Is this the way to detect an Ubuntu Core host system?

I maintain a number of snaps whose default behaviour should different on an embedded, Ubuntu Core system and on a desktop “Classic” system.

It makes sense for them to run as a daemon on Core systems, but on Classic systems less so as they are more useful when started in a user session.

My latest iteration around this is to add an install hook that scans /proc/cmdline for snap_core= and sets a property accordingly:

snap_core=$(sed -n 's/.*snap_core=\([^ ]*\).*/\1/p' /proc/cmdline)

# On Ubuntu Core we default to daemon mode
if [ ! -z "${snap_core}" ]
then snapctl set daemon=true
else snapctl set daemon=false
fi

(I’m using a property as it is perfectly sensible for this default to be reconfigured by the user.)

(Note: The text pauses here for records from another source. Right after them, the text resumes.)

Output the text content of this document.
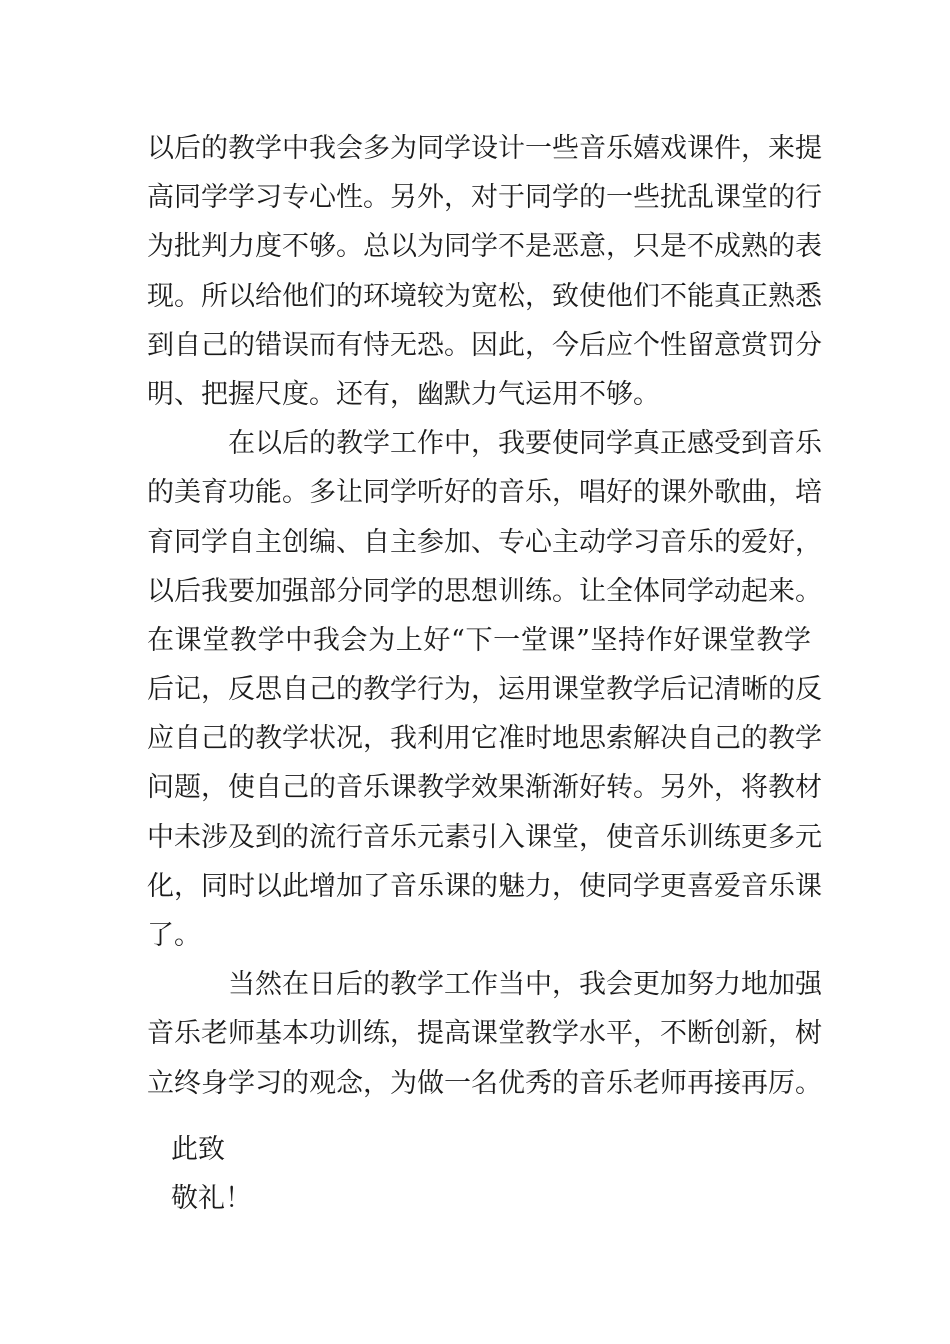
以后的教学中我会多为同学设计一些音乐嬉戏课件，来提
高同学学习专心性。另外，对于同学的一些扰乱课堂的行
为批判力度不够。总以为同学不是恶意，只是不成熟的表
现。所以给他们的环境较为宽松，致使他们不能真正熟悉
到自己的错误而有恃无恐。因此，今后应个性留意赏罚分
明、把握尺度。还有，幽默力气运用不够。
　　　在以后的教学工作中，我要使同学真正感受到音乐
的美育功能。多让同学听好的音乐，唱好的课外歌曲，培
育同学自主创编、自主参加、专心主动学习音乐的爱好，
以后我要加强部分同学的思想训练。让全体同学动起来。
在课堂教学中我会为上好“下一堂课”坚持作好课堂教学
后记，反思自己的教学行为，运用课堂教学后记清晰的反
应自己的教学状况，我利用它准时地思索解决自己的教学
问题，使自己的音乐课教学效果渐渐好转。另外，将教材
中未涉及到的流行音乐元素引入课堂，使音乐训练更多元
化，同时以此增加了音乐课的魅力，使同学更喜爱音乐课
了。
　　　当然在日后的教学工作当中，我会更加努力地加强
音乐老师基本功训练，提高课堂教学水平，不断创新，树
立终身学习的观念，为做一名优秀的音乐老师再接再厉。
此致
敬礼！
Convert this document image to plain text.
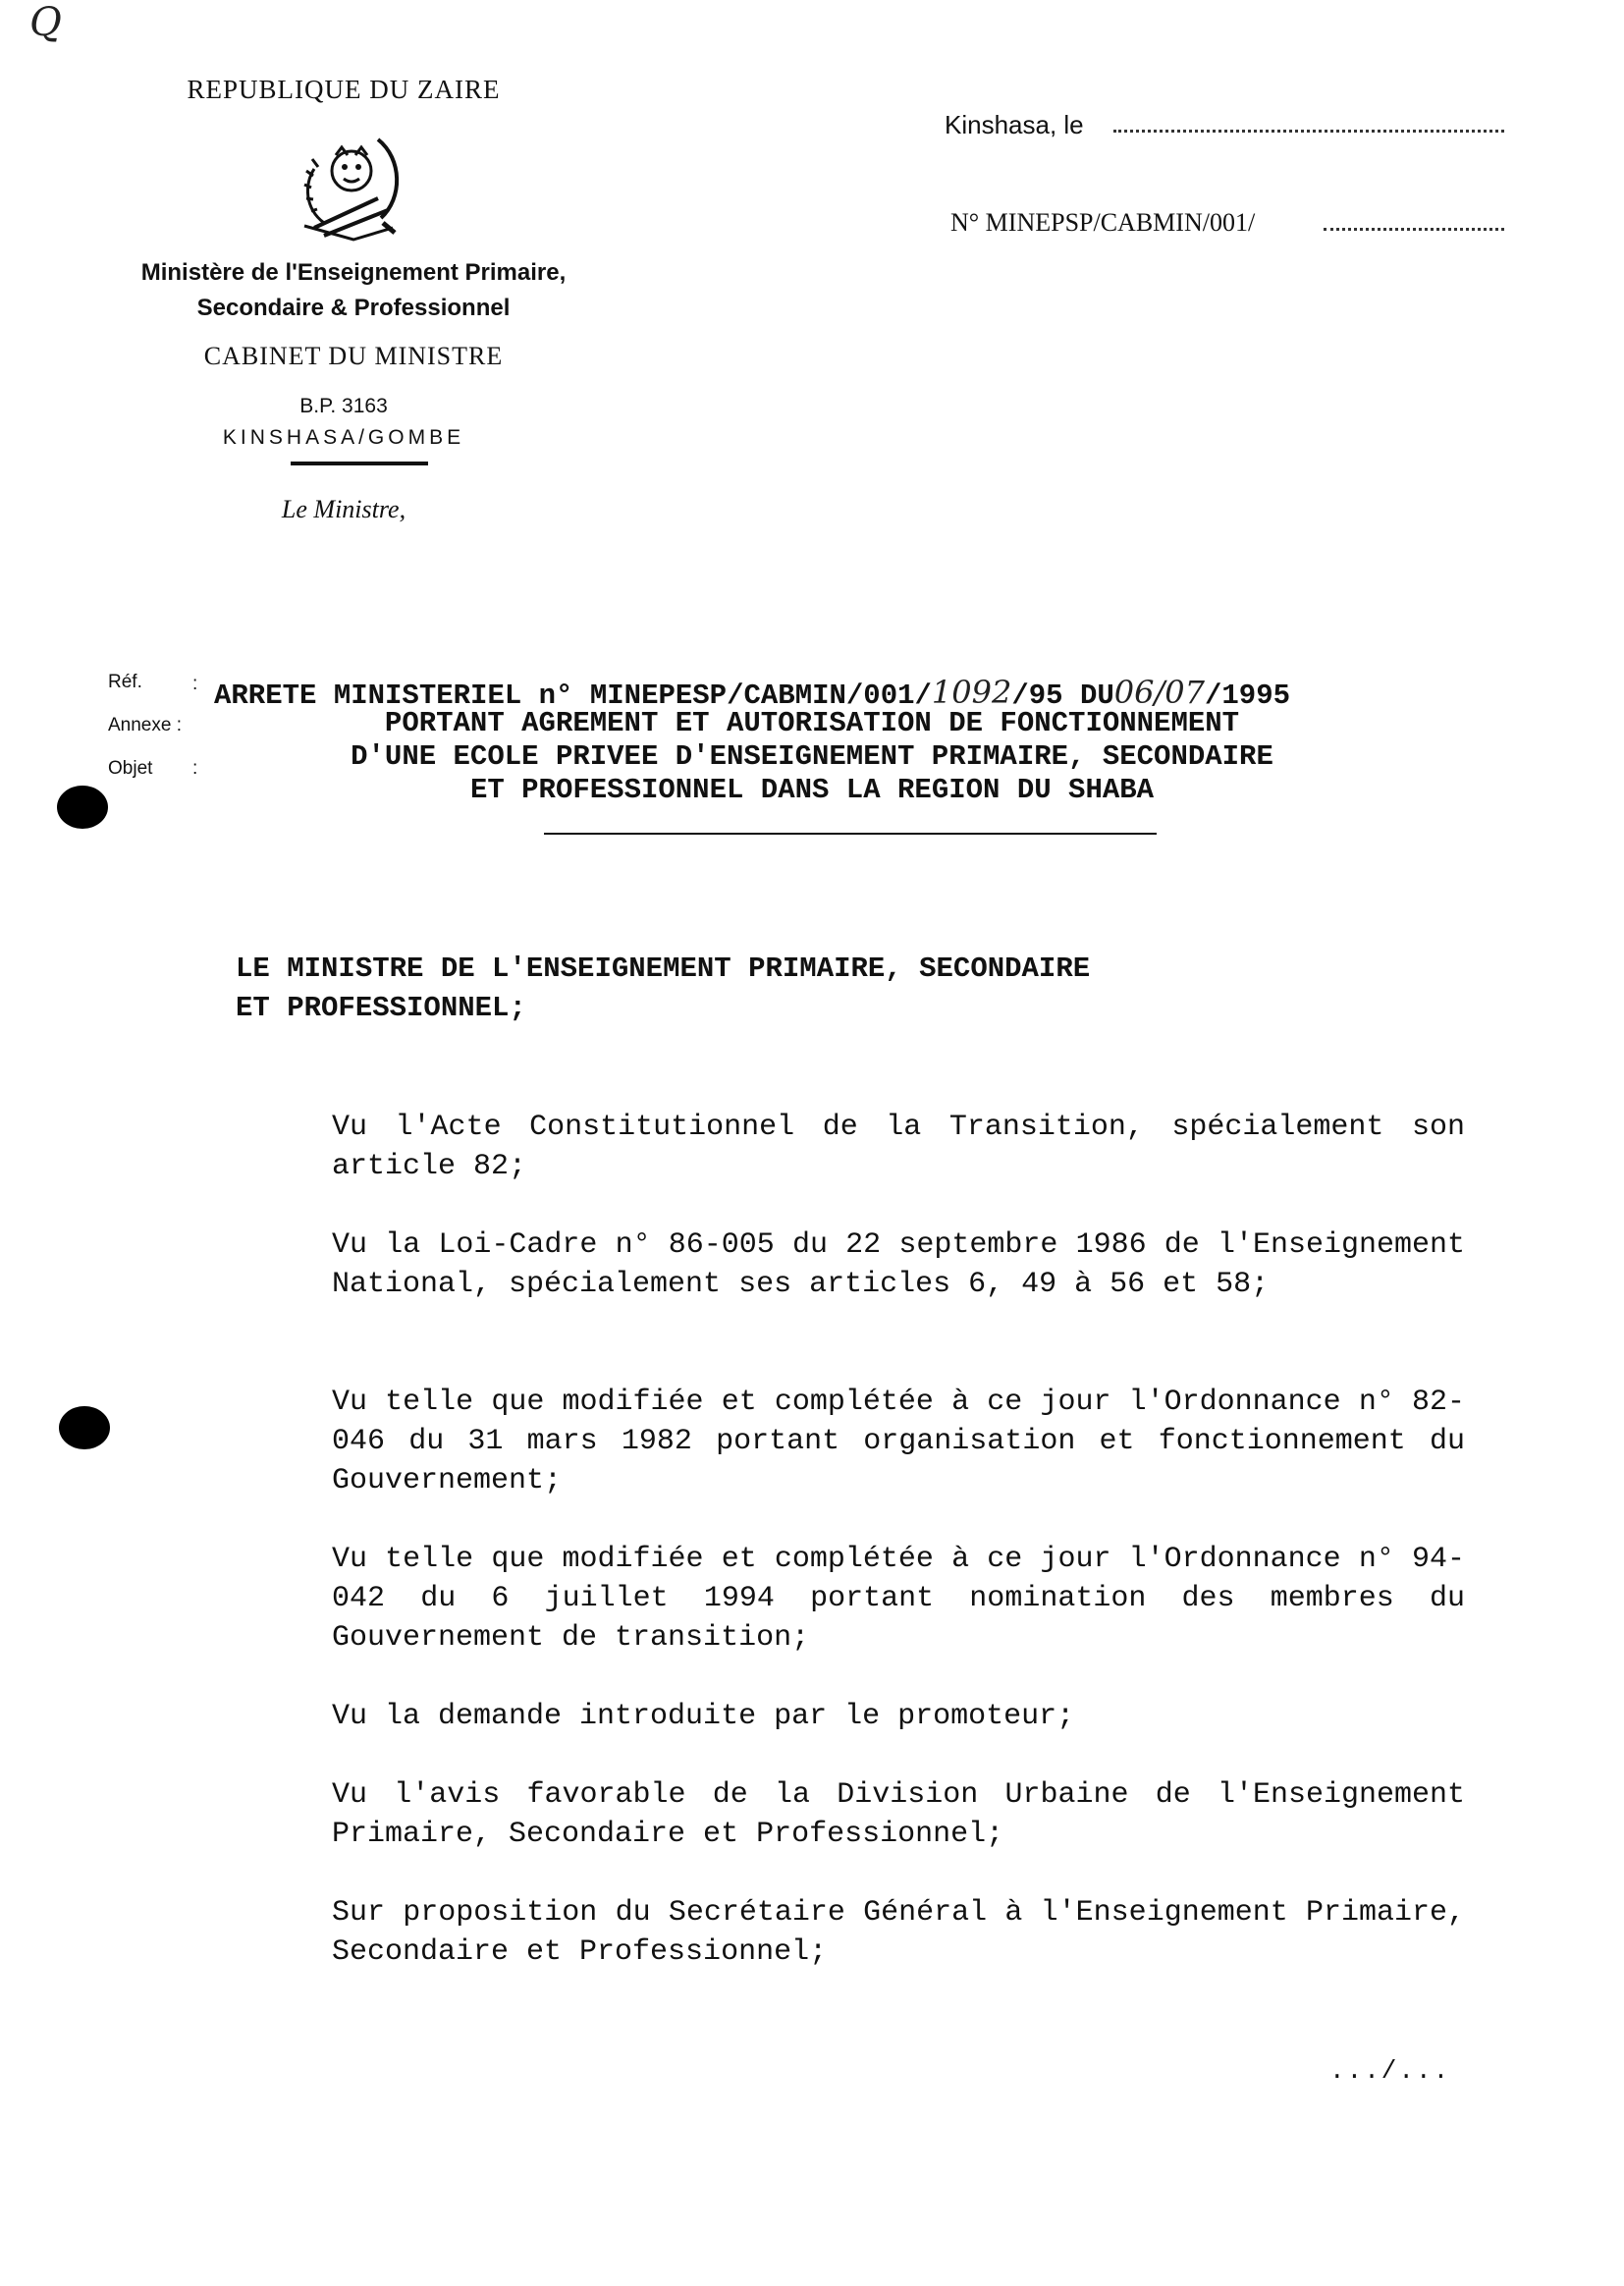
Q
REPUBLIQUE DU ZAIRE
Ministère de l'Enseignement Primaire,
Secondaire & Professionnel
CABINET DU MINISTRE
B.P. 3163
KINSHASA/GOMBE
Le Ministre,
Kinshasa, le
N° MINEPSP/CABMIN/001/
Réf.	:
Annexe :
Objet :
ARRETE MINISTERIEL n° MINEPESP/CABMIN/001/1092/95 DU06/07/1995
PORTANT AGREMENT ET AUTORISATION DE FONCTIONNEMENT
D'UNE ECOLE PRIVEE D'ENSEIGNEMENT PRIMAIRE, SECONDAIRE
ET PROFESSIONNEL DANS LA REGION DU SHABA
LE MINISTRE DE L'ENSEIGNEMENT PRIMAIRE, SECONDAIRE
ET PROFESSIONNEL;
Vu l'Acte Constitutionnel de la Transition, spécialement son article 82;
Vu la Loi-Cadre n° 86-005 du 22 septembre 1986 de l'Enseignement National, spécialement ses articles 6, 49 à 56 et 58;
Vu telle que modifiée et complétée à ce jour l'Ordonnance n° 82-046 du 31 mars 1982 portant organisation et fonctionnement du Gouvernement;
Vu telle que modifiée et complétée à ce jour l'Ordonnance n° 94-042 du 6 juillet 1994 portant nomination des membres du Gouvernement de transition;
Vu la demande introduite par le promoteur;
Vu l'avis favorable de la Division Urbaine de l'Enseignement Primaire, Secondaire et Professionnel;
Sur proposition du Secrétaire Général à l'Enseignement Primaire, Secondaire et Professionnel;
.../...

That works on the systems I’ve tried, but I wondered whether this is reliable, or if there’s a better way to detect the type of host system.

it is definitely the most reliable thing to check for core today … but your code is pretty compilcated, why not just:

snapctl set daemon=false

if grep -q snap_core= /proc/cmdline; then
  snapctl set daemon=true
fi

True, that snippet could be simpler. But in the real install hook I have further logic:

# On Ubuntu Core18 we default to software cursor
if [[ "${snap_core}" =~ core18.*snap ]]
then snapctl set cursor=software
else snapctl set cursor=auto
fi
snapctl set daemon=false
snapctl set cursor=auto

if grep -q snap_core= /proc/cmdline; then
  snapctl set daemon=true
  if grep -q snap_core=core18 /proc/cmdline; then
    snapctl set cursor=software
  fi
fi

:wink:

I’d also suggest to not use bash if avoidable but /bin/sh with POSIX compliant code. bash is usually slower and takes more ram (several MB vs a few kb). If there s a chance your snap gets installed on any low-end hardware this can have quite some impact (i.e. single-core/low-ram ARM CPUs running a digital-signage application).

Point taken. :wink:

However, translation may take some time.